The reasons a repeat homebuyer might only get one mortgage quote are different. Some feel they’ve gotten the best deal from a lender they trust, or they might be less price sensitive, Thibadudeau and Zimmerman theorized, adding that more behavioral research needs to be done.
Moreover, fewer consumers are negotiating with their originator to see if they can get a lower rate compared with three years ago. Only 33% of recent homebuyers surveyed in the first quarter said they attempted to bargain to reduce their rate offer, compared with 40% in the 2019 survey, Fannie Mae said.
“The decrease in negotiating could be due to the historically low mortgage rate environment and highly competitive housing market homebuyers were experiencing when buying homes in 2021,” Thibaudeau and Zimmerman said. “It could also indicate that some consumers do not know they have the ability to negotiate.”
Meanwhile, more than 90% of buyers did not shop for title and settlement services after receiving their lender’s closing cost estimate, Fannie Mae found.

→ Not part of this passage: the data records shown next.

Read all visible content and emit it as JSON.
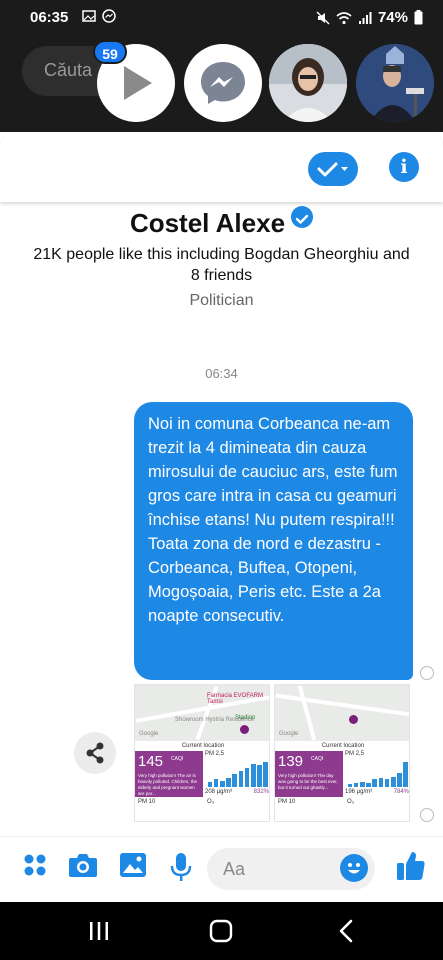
{
  "status_bar": {
    "time": "06:35",
    "battery": "74%"
  },
  "chat_heads": {
    "search_placeholder": "Căuta",
    "badge_count": "59"
  },
  "page_profile": {
    "name": "Costel Alexe",
    "likes_text": "21K people like this including Bogdan Gheorghiu and 8 friends",
    "category": "Politician"
  },
  "conversation": {
    "timestamp": "06:34",
    "message": "Noi in comuna Corbeanca ne-am trezit la 4 dimineata din cauza mirosului de cauciuc ars, este fum gros care intra in casa cu geamuri închise etans! Nu putem respira!!! Toata zona de nord e dezastru - Corbeanca, Buftea, Otopeni, Mogoșoaia, Peris etc. Este a 2a noapte consecutiv."
  },
  "attachments": [
    {
      "map_labels": [
        "Farmacia EVOFARM Tamsi",
        "Showroom Hystria Residence",
        "Stadion",
        "Google"
      ],
      "location_label": "Current location",
      "aqi": "145",
      "aqi_unit": "CAQI",
      "aqi_desc": "Very high pollution! The air is heavily polluted. Children, the elderly and pregnant women are par...",
      "pm_label": "PM 2,5",
      "pm_value": "208 µg/m³",
      "pm_pct": "832%",
      "pm10_label": "PM 10",
      "o3_label": "O₃",
      "bars": [
        0.2,
        0.3,
        0.25,
        0.35,
        0.5,
        0.6,
        0.75,
        0.9,
        0.85,
        0.95
      ]
    },
    {
      "map_labels": [
        "Google"
      ],
      "location_label": "Current location",
      "aqi": "139",
      "aqi_unit": "CAQI",
      "aqi_desc": "Very high pollution! The day was going to be the best ever, but it turned out ghastly...",
      "pm_label": "PM 2,5",
      "pm_value": "196 µg/m³",
      "pm_pct": "784%",
      "pm10_label": "PM 10",
      "o3_label": "O₃",
      "bars": [
        0.1,
        0.15,
        0.2,
        0.15,
        0.3,
        0.35,
        0.3,
        0.4,
        0.55,
        0.95
      ]
    }
  ],
  "composer": {
    "placeholder": "Aa"
  },
  "colors": {
    "accent": "#1e88e5",
    "aqi_purple": "#8e3a8e",
    "dark_bg": "#1b1b1b"
  }
}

The Zillow survey said the leading reason many consumers don’t shop is because they are worried about the impact on their credit score, with nearly 30% believing multiple application submissions would hurt.
Just under one-quarter of the respondents, 24%, said they were happy with the first lender they contacted; 19% claimed it took too much time and effort; 15% believed all mortgage lenders offer the same rates; 14% were embarrassed to share their financial information with lenders; and 8% of the responses were categorized as other. Respondents could cite more than one reason.
Nearly half, or 46%, of prospective buyers that looked to get pre-approval only submitted an application to a single lender.
At the same time, 28% of prospective buyers spent at least a month researching vehicles for their next car purchase, but only 13% said they spent that much time researching mortgage lenders before applying, Zillow said. Before booking their vacation, 23% spent a month doing research, while 12% took the same time frame in determining which television they would buy.
The survey was conducted online by The Harris Poll on behalf of Zillow Home Loans between Aug. 29 and Aug. 31, and included data from 3,082 U.S. adults ages 18 and older, among whom 1,104 are looking to buy a home in the next two years.